Kevin Maguire dispose d'un don pour croquer des expressions faciales irrésistibles. Cette faculté accentue encore l'humour relationnel en soulignant les émotions de chaque personnage. C'est également un dessinateur méticuleux au trait très fin ce qui donne un résultat à la fois précis et léger. Son style s'inscrit dans une tradition très comics ; ses illustrations ne cherchent pas le réalisme et le lecteur retrouve les costumes improbables aux couleurs éclatantes de l'enfance (le bleu et le jaune du Doctor Fate place ce dernier dans la catégorie "costume impossible à porter dans la réalité" aux couleurs primaires issues des limitations des techniques de reprographie des comics des années 1940). Sa mise en page est très académique avec des cases sagement rectangulaires et des découpes reposant souvent sur une trame de 6 à 9 cases de même taille.

Chaque page se lit facilement avec une esthétique un peu ronde très plaisante à l'oeil. Bob Lappan utilise une fonte d'une taille légèrement plus petite que d'habitude avec des lettres assez fines, ce qui donne un lettrage qui sort de l'ordinaire reconnaissable entre mille).

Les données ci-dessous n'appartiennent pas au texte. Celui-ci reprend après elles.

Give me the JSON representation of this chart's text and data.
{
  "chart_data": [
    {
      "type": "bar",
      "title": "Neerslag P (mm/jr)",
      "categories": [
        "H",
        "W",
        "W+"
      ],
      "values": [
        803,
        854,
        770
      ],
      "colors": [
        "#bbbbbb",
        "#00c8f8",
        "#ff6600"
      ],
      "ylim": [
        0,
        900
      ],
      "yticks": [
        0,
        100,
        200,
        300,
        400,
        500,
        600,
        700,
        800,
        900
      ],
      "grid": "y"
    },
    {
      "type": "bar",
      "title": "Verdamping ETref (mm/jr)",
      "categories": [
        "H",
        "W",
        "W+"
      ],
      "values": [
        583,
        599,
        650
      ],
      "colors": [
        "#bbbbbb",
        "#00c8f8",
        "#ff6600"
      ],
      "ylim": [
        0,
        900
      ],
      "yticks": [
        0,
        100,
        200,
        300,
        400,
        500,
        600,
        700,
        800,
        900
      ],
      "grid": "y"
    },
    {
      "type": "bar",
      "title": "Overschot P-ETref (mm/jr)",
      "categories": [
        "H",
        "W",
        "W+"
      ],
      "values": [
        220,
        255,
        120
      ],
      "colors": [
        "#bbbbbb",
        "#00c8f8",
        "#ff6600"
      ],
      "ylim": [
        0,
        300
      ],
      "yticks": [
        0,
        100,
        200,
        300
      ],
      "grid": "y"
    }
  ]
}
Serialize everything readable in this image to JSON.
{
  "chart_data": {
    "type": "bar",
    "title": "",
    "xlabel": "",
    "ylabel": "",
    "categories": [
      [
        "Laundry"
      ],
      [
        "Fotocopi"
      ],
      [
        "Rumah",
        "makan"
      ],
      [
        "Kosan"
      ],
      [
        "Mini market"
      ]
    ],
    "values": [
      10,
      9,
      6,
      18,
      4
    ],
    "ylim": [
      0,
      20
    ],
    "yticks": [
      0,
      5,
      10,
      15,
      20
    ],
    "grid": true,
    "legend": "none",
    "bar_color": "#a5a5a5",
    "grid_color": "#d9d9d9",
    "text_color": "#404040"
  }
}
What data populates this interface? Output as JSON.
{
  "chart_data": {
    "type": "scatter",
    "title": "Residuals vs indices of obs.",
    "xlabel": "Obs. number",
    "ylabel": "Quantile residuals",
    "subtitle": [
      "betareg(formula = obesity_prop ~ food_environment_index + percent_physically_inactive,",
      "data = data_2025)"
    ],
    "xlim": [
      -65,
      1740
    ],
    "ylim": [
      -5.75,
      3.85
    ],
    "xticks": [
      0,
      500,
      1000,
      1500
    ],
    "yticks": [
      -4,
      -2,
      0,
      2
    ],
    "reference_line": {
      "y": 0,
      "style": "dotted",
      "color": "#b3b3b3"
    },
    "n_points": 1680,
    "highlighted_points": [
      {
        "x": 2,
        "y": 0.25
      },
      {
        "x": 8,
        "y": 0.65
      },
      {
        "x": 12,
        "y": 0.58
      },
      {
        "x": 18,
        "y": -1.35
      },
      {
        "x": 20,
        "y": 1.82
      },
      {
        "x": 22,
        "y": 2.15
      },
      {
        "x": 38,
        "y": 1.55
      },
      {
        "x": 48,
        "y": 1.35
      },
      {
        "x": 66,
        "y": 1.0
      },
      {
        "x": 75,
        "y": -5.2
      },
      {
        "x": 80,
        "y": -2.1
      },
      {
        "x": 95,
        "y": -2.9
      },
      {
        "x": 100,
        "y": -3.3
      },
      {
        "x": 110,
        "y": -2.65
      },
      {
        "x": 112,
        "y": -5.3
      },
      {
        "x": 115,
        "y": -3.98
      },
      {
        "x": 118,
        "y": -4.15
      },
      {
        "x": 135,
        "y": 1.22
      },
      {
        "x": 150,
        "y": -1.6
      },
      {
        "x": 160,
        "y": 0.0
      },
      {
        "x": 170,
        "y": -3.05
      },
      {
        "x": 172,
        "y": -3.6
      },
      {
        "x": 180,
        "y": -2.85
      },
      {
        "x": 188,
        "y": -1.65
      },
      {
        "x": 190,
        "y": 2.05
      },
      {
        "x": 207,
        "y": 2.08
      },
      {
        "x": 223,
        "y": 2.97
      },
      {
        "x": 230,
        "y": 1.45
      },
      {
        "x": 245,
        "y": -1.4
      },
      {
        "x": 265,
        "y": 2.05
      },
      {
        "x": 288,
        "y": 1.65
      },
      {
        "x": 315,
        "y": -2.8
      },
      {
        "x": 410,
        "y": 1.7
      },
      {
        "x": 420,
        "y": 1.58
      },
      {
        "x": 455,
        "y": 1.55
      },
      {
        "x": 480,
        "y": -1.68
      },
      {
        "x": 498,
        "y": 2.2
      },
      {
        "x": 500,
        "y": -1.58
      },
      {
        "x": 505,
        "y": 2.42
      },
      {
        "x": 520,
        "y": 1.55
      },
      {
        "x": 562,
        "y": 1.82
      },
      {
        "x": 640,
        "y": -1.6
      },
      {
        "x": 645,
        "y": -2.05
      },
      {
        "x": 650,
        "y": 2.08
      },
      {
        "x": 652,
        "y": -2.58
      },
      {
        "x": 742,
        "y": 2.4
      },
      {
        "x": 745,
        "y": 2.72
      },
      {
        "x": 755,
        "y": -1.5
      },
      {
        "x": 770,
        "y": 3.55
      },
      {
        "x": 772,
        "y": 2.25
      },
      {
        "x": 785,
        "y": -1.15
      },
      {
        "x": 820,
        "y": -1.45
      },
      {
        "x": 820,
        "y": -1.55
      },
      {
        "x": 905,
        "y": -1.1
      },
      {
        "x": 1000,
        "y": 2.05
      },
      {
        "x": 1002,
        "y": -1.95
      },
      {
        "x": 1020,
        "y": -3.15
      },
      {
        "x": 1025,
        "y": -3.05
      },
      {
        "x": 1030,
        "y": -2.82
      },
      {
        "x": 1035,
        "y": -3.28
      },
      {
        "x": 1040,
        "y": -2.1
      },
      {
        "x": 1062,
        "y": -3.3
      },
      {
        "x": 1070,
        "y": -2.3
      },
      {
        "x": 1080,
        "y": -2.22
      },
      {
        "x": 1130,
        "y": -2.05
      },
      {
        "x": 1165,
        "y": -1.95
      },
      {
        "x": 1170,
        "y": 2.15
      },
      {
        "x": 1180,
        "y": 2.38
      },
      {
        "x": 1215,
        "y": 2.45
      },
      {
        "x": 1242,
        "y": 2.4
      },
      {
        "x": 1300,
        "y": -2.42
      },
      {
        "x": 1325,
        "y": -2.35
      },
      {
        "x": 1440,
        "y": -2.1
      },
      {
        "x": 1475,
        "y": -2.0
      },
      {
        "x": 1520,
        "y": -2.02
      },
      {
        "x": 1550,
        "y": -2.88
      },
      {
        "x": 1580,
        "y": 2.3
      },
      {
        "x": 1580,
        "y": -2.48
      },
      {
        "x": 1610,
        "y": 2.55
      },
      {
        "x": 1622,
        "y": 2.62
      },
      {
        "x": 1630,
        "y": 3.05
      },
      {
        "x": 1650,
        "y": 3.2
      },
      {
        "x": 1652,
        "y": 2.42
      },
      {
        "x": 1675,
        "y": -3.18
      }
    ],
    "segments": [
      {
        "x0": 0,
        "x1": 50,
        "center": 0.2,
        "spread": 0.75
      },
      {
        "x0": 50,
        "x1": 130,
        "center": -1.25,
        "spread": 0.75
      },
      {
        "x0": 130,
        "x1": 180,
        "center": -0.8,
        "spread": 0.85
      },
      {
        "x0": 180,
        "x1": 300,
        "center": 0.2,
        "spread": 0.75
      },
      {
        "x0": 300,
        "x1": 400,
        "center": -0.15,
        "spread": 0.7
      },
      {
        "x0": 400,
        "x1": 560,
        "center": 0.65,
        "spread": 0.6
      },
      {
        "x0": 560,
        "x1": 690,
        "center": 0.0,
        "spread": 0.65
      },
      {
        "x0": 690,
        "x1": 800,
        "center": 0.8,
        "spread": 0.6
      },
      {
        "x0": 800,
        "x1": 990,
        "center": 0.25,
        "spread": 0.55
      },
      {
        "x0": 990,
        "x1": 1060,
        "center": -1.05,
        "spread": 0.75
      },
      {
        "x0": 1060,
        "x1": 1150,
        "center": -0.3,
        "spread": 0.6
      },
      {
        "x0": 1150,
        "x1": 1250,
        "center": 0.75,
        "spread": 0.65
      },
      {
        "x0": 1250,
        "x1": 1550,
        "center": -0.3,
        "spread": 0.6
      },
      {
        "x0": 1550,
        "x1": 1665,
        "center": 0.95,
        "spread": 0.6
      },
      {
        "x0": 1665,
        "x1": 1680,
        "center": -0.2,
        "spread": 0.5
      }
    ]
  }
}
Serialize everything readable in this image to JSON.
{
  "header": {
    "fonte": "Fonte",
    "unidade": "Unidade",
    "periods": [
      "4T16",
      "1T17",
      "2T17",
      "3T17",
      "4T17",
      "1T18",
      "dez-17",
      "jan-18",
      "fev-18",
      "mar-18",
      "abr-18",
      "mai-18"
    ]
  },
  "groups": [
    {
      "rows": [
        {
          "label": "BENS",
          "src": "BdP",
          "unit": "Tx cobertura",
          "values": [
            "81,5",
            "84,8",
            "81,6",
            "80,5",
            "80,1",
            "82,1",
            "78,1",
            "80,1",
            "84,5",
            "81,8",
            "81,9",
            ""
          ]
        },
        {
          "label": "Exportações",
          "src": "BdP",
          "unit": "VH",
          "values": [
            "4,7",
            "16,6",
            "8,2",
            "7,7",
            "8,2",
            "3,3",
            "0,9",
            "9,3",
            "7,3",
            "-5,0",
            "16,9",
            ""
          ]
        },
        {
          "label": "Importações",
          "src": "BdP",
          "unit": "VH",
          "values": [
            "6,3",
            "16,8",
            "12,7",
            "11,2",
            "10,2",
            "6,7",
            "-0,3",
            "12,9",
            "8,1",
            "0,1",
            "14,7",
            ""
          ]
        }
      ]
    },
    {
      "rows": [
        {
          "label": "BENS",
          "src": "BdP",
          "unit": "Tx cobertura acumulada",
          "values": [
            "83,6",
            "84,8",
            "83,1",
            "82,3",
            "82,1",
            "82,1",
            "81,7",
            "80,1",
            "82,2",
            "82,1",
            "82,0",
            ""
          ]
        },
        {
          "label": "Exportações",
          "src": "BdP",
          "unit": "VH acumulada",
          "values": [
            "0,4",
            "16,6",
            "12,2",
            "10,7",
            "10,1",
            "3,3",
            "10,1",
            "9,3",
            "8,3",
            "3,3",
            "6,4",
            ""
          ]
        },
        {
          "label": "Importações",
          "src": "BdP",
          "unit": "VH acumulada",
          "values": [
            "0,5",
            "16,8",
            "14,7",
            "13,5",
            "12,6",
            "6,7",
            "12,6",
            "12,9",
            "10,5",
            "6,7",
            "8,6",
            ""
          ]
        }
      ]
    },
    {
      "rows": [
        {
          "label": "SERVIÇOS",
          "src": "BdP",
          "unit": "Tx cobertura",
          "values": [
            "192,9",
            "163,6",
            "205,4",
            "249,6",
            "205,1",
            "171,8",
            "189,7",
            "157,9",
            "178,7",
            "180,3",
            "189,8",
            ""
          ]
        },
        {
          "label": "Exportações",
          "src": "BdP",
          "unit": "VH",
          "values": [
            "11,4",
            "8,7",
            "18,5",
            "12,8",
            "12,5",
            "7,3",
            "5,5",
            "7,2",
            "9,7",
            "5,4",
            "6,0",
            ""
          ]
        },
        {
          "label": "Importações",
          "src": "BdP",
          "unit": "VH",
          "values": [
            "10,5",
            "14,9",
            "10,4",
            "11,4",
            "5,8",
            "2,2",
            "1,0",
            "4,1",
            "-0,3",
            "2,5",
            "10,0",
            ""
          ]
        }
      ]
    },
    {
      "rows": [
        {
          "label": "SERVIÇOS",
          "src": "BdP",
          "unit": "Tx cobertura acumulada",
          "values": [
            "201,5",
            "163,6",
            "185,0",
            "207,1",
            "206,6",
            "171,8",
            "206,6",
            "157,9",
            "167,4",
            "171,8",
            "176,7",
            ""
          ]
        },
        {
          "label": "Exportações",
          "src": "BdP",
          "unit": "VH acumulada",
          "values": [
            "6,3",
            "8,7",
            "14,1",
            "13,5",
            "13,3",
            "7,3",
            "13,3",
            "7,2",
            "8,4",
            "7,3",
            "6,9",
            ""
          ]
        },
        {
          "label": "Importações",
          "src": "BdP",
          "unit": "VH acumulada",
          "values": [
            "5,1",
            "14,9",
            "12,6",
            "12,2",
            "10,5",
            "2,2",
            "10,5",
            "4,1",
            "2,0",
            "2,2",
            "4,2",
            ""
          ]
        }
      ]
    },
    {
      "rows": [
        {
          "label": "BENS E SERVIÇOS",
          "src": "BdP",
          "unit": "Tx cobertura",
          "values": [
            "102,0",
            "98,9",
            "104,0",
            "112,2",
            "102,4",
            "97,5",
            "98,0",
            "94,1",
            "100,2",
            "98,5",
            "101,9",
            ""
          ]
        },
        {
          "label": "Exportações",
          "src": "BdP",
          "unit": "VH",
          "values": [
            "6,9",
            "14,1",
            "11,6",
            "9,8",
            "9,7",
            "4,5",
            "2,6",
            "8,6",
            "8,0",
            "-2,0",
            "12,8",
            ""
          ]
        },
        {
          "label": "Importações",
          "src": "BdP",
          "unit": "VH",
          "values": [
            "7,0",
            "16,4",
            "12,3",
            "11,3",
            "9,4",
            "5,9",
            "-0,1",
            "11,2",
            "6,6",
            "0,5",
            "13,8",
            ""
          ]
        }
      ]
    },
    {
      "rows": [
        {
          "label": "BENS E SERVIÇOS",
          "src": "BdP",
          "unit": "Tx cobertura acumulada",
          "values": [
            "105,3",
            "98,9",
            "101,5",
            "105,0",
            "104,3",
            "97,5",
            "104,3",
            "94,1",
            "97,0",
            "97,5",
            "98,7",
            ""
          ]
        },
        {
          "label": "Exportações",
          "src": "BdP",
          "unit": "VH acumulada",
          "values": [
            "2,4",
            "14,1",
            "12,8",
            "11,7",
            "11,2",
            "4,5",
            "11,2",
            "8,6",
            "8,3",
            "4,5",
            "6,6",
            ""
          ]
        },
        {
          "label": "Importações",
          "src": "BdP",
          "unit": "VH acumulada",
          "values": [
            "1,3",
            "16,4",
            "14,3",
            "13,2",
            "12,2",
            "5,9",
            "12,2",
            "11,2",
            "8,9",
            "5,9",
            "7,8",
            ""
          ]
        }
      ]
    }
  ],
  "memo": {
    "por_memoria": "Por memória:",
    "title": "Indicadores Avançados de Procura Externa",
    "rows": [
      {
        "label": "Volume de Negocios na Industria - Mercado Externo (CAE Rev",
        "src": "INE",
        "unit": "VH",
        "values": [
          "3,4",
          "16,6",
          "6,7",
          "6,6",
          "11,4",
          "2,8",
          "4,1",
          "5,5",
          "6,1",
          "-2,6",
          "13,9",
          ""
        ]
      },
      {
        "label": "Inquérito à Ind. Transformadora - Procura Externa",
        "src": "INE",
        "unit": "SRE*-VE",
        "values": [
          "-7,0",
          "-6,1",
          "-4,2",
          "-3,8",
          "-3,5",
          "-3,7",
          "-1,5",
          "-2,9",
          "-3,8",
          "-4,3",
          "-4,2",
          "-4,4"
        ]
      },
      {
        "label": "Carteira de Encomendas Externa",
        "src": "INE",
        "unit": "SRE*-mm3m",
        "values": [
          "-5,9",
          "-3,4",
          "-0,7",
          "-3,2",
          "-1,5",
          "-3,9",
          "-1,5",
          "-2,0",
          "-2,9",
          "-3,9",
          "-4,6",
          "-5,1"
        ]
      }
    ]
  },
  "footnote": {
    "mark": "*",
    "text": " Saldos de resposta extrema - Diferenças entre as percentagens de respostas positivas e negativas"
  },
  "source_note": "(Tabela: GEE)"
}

J'ai relu ce tome avec un grand plaisir. Tout d'abord les dialogues de DeMatteis sont d'une précision exceptionnelle et ils mettent en valeur les différences de caractère sur le mode de l'humour, avec un grand sens des valeurs de chacun des personnages. Ensuite, les scénarios de Keith Giffen sont imaginatifs avec des thématiques de fonds qui parlent aux adultes. Les illustrations constituent de vraies friandises pour leur méticulosité et leur vivacité. Avec ce tome, Giffen, DeMatteis et Maguire invitent les codes de la comédie sophistiquée dans le monde des superhéros. Ils continuent de développer cette approche qui n'appartient qu'à eux dans "JLI 2".